Ashley Owens

Personal information
- Nationality: United States
- Born: October 2, 1989 (age 36)

Sport
- Sport: Swimming
- Strokes: Freestyle, medley
- Club: Cobb County Stingrays Tara Tarpons
- College team: Catawba College
- Coach: Judy Burdette (early career) Betsy Graham (Catawba) Doug Gjertsen (later career)

Medal record
Athletics
Paralympic Games
| Gold medal – first place | 2004 Athens | 4x100m freestyle relay 34pts |
| Gold medal – first place | 2008 Beijing | 100m freestyle S10 |
| Silver medal – second place | 2008 Beijing | 400m freestyle S10 |
| Bronze medal – third place | 2004 Athens | 400m freestyle S10 |
IPC World Championships
| Gold medal – first place | 2006 Durban | 100m freestyle S10 |
| Gold medal – first place | 2006 Durban | 400m freestyle S10 |
| Gold medal – first place | 2006 Durban | 4x100m freestyle relay 34pts |
| Gold medal – first place | 2006 Durban | 4x100m medley relay 34pts |
| Gold medal – first place | 2010 Eindhoven | 400m freestyle S10 |
| Gold medal – first place | 2010 Eindhoven | 4x100m freestyle relay 34pts |
| Gold medal – first place | 2010 Eindhoven | 4x100m medley relay 34pts |
| Silver medal – second place | 2006 Durban | 50m freestyle S10 |
| Silver medal – second place | 2010 Eindhoven | Women's freestyle swimming |

= Ashley Owens =

American Paralympic swimmer

Ashley Owens is an American Paralympic swimmer from Georgia who medaled in both the 2004 Athens and 2008 Beijing paralympics.

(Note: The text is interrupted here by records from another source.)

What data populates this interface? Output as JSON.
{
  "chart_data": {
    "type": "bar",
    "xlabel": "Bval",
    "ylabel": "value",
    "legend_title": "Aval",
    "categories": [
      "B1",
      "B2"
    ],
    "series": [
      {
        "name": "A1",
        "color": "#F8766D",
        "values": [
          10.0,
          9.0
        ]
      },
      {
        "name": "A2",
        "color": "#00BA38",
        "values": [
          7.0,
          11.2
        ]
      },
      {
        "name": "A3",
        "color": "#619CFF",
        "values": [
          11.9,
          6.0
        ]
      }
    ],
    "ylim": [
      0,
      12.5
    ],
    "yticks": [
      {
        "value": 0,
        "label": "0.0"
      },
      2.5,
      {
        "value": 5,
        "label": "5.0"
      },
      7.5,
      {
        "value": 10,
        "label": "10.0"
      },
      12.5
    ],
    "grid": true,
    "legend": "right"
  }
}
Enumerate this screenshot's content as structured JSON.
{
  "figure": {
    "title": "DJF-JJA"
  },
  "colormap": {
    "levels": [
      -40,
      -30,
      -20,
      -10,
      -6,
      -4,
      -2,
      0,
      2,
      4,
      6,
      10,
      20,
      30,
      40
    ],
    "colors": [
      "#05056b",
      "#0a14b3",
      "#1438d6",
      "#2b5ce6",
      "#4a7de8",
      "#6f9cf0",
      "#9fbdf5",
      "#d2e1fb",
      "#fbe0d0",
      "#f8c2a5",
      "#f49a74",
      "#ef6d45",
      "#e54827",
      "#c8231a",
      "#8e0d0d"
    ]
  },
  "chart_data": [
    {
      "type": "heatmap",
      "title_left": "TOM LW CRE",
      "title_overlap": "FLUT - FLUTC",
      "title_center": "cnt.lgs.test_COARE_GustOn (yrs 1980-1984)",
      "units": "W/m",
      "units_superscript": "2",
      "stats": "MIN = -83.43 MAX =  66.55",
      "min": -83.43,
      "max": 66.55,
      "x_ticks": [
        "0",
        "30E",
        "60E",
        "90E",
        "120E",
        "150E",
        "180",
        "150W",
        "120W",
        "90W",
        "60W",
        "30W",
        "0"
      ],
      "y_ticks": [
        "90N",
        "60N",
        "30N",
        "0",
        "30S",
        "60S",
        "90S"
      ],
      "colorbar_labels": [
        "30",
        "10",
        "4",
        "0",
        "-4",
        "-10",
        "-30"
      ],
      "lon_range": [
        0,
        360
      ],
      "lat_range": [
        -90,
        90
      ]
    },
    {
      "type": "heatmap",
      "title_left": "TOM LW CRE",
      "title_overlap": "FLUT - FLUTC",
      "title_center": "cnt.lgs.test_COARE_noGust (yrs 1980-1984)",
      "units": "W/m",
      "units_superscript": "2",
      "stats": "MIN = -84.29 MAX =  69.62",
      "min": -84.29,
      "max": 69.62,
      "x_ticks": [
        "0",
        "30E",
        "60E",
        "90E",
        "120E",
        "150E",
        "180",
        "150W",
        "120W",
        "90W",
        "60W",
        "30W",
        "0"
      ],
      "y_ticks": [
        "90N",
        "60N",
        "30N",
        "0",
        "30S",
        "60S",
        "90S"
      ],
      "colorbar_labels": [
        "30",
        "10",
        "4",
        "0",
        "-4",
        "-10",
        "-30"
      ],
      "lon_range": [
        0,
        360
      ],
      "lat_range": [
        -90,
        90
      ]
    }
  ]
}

Owens was born October 2, 1989, and grew up in greater Atlanta, Georgia, graduating Stockbridge High School in 2008. She began swimming competitively at age eight, continuing in middle school and credits her athletic accomplishments to her first swim coach, Judy Burdette. Owens says Burdette pushed her to excel in the sport. Burdette coached the Tara Tarpon Swim team in Clayton County, with Ashley representing the team by July 2005. The Tarpon team was based in Jonesboro, Georgia, eight miles East of Stockbridge. Burdette was a former competitive swimmer, a physical therapist, aquatic therapist, and swim coach, who began officially coaching the Tara Tarpons beginning in 1995. By age 7, she swam for greater Atlanta's Cobb County's Stingrays team where she placed in the 25 yard backstroke, but by age 10 would place frequently in the 100-yard and 200 yard events, where she would continue to excel. In March 1996, she won an event at the Georgia State Invitational Swim Meet as a member of the Cobb County based Stingrays swim team.

==2004, 2008 Paralympics==
At a career highpoint, Owens qualified for and competed in the 2004 Paralympic Games at the age of 14.
At the 2004 Summer Paralympics in Athens, Greece, Owens won one gold in the 4x100 meter freestyle and one bronze medal in the 400 meter freestyle, as an S10 entry. Owens swam the anchor leg of the 4x100 meter freestyle relay in a time of 1:06.18, the fastest time for an American leg. The Canadian team finished second with a combined time of 1:13, with the Canadians taking the bronze.

At the 2008 Paralympic trials in Minneapolis, she qualified in freestyle events. At the 2008 Paralympic games in Beijing, China she received one gold in the 100 meter freestyle with a time of 1:01:57 and one silver medal in the 400 meter freestyle in the S10 classification.

==Catawba College==
Owens attended Catawba College, in Salisbury, North Carolina, enrolling around 2009, where she continued to compete on the swim team under team coach Betsy Graham, often attending practices twice a day, six days a week. In her Sophomore year, she planned to major in psychology, and attend graduate school. Swimming for Catawba in January, 2010, Owens swam a 5:23.28 for the 500 yard freestyle placing first in the event in a meet against Lenior-Rhyne University.

===International competition===
In 2006, she set a new Pan-American record in the 1500 meter freestyle which qualified her to participate in the IPC Swimming World Championships in Durban, South Africa. During the same year she won a silver medal for the 50 meter freestyle and four gold medals. In 2008, at the Can-Am Championships, in Victoria, British Columbia she set world records in two freestyles events in her paralympic category; the 200 metre, and the 400 meter.

Sweeping several freestyle events at the 2010 IPC Swimming World Championships in Eindhoven, Netherlands, she earned a gold medal in 4 x 100 meter freestyle and medley relays, a gold in the 400 meter freestyle and a silver in the 100 meter freestyle.